Let go of anchoring bias to build more effective products
Last week, I tried a new video conferencing tool called Around created by a startup with the same name. Having recently raised $15 million in funding, their big claim is that their product can eliminate Zoom fatigue, the newly coined term for exhaustion caused by too much time spent on video calls.
From the moment I opened Around, it was clear that the application challenges some long-standing attributes of video conferencing technology. There’s barely an interface to the app; it’s not contained in a traditional application window and the videos are cropped in tight circles around each user’s face. Compared with the Brady Bunch-style grid used by every software since Skype popularized video conferencing in the early 2000s, Around hardly feels like a business tool at all — and that's sort of the point.
Around's aim isn’t to improve video quality or add complex collaborative features like virtual whiteboards or breakout rooms. Instead, they're focused on reducing the mental strain of users worried about how they look on screen — one of the four main causes of Zoom fatigue, according to this study — and prioritizing sound quality. The minimalist app also makes it easy for teams to use their existing tools, like Slack, Google Docs, or Figma, in conjunction with Around.
This shift in focus felt to me like a wake-up call about the perils of anchoring when it comes to designing solutions. Anchoring is a cognitive bias that limits a person's ability to form an independent judgment because they’re relying too heavily on a reference point or “anchor”. This term is often used by designers and marketers to convince shoppers that a product is affordable by first showing them a more expensive option.
If I ask you to close your eyes and imagine Zoom, Skype, Microsoft Teams, WebEx, or any of the other solutions out there, what do you see? Chances are that they all blur into a grid of videos with a shared PowerPoint presentation. In 20 years, a lifetime in software innovation, it’s a shame that it took this long for a product to challenge an experience that is so widely hated (don’t get me started on the printer).
It’s about time that someone realized video conferencing software doesn't have to be the central tool that people work on, and that it should be one of many collaborative tools that people use.
Now, is Around's approach worth a $15 million investment?

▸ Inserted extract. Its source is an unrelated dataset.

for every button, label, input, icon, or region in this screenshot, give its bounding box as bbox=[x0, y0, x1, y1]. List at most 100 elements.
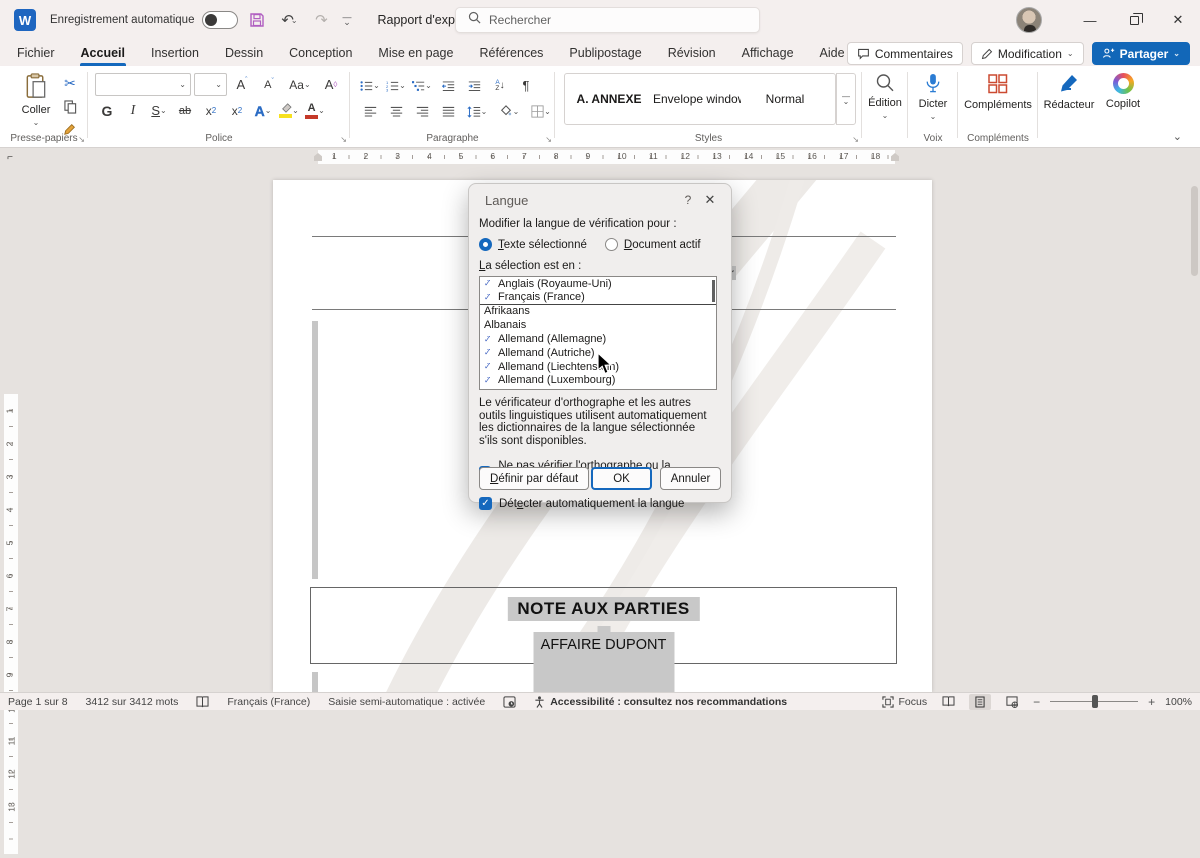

Only time will tell. In the meantime though, I see Around as a much needed reminder that the ways of the internet aren’t as set in stone as we’ve come to believe. When I think about the online tools we’ve built our lives around, from search engines to social media, I wonder what how we can identify the anchors in each of them. Once we do understand these anchors, I'm eager to see how we can overcome them with solutions more adapted to our new contexts.